Innovation can't just be a rebrand or a buzzword. What we need is to back strategists and visionaries fully and early, when their ideas are still risky, to test and grow alongside them, and not just when they become trending topics, or mere months away from an election.
What we need are concrete and systemic changes within this industry. This includes independent decision-making processes that actively seek out unfamiliar voices, and solutions that are actually aligned with the problem. We need mentorship and guidance systems that connect innovators with experienced advisors, not people who extract knowledge under the guise of "picking your brain," but genuine mentors and systems invested in your success.
We need intellectual respect and protection that actually protects. When someone shares ideas and strategies, frameworks, and training materials, there should be transparent processes and understanding for how that knowledge will be used and credited. This means clear attribution standards, licensing agreements that innovators can trust, and consequences for organizations that appropriate without permission. This includes protections against uploading our content into AI systems without our consent.

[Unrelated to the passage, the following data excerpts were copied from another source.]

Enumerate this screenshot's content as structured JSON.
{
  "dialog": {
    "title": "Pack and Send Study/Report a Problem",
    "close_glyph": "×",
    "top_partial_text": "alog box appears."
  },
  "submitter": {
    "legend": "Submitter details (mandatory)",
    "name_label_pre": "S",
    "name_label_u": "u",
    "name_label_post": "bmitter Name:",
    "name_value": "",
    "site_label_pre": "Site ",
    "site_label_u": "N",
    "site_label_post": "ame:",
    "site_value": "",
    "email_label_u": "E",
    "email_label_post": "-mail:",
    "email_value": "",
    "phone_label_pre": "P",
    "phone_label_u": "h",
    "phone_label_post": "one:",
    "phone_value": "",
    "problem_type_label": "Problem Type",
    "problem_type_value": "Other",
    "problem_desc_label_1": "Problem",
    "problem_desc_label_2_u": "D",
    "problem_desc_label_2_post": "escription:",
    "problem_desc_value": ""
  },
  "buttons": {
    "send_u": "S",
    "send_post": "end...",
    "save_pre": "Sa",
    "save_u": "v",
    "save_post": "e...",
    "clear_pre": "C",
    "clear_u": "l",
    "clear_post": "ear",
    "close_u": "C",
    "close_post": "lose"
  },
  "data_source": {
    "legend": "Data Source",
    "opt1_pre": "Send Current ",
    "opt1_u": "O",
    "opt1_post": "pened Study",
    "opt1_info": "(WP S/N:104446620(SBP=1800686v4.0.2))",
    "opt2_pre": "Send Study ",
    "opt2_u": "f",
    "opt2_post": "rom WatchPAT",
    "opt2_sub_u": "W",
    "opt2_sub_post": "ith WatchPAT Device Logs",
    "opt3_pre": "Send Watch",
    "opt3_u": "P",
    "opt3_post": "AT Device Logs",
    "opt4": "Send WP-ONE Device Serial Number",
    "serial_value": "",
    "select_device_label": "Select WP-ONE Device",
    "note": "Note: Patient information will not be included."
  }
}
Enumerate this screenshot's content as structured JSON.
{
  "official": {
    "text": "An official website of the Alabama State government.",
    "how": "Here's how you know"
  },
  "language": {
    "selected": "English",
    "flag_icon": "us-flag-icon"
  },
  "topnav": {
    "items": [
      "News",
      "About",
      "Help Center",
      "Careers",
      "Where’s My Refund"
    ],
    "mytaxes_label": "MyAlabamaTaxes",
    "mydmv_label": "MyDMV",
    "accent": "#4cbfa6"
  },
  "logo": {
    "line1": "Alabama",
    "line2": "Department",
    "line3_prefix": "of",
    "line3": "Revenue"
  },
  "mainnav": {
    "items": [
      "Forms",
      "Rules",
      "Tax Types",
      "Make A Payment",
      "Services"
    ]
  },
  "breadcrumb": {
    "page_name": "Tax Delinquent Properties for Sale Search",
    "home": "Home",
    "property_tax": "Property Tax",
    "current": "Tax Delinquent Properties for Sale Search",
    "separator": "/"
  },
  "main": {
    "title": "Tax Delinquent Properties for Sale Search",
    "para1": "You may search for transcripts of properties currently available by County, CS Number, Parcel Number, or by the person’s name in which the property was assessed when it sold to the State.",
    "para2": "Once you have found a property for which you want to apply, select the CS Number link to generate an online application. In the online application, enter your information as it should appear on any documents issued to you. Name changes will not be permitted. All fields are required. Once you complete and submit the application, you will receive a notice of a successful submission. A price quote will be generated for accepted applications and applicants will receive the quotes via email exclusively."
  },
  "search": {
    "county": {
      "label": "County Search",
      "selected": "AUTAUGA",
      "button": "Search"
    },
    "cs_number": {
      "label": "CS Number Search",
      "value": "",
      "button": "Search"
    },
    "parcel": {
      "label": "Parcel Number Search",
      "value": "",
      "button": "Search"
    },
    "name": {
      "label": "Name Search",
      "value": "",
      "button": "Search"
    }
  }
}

We need hands-on learning opportunities where innovators and practitioners can enhance skills while problem solving alongside peers, rather than working in isolation, or receiving irrelevant, out of date ‘guidance’ from those removed from the problem or strategies.
Most importantly, we need new power structures. When the same institutions that stifle innovation are the ones who are deciding who gets resources and what counts as innovation, nothing changes. We need different people making these decisions, people who actually understand what transformative work looks like and aren't threatened by it.
This isn’t about fairness, it’s about strategic effectiveness. We've sustained broken systems that celebrate the concept of innovation while completely failing both the problem-solving and the innovators themselves. We've created an extractive ecosystem that forces our best innovators to choose between self-preservation and sharing breakthrough work. We're literally weakening our own movement by driving away the people who could help us win.
I'm sharing this because recognizing this pattern is the first step toward building the infrastructure we actually need. We can't fight for justice while practicing injustice within our ranks, nor practice innovation theater without actually supporting true innovation. The choice is ours: we can keep sabotaging ourselves, or we can finally build systems worthy of our innovators and worthy of the change we're fighting for.
If this resonates with you, I'd love to hear from you. Drop a comment or reach out directly.
If you think others need to see this, please share it. And subscribe if you want more honest conversations.
Brilliant - and so correct, Britt. We think “tactical” improvements are innovative as well as “catching up” to the Right, or new testing protocols. Or - as you say repacking ideas. The other issue is we default to what we know - rather than do the really hard work of truly understanding the problem and discovering and experimenting with ways to address foundational issues. Two paraphrases of quotes come to mind: Einstein- do the same thing and expect a different result = insanity. Or Faulkner - A tale told by an idiot, all sound and fury, signifying nothing.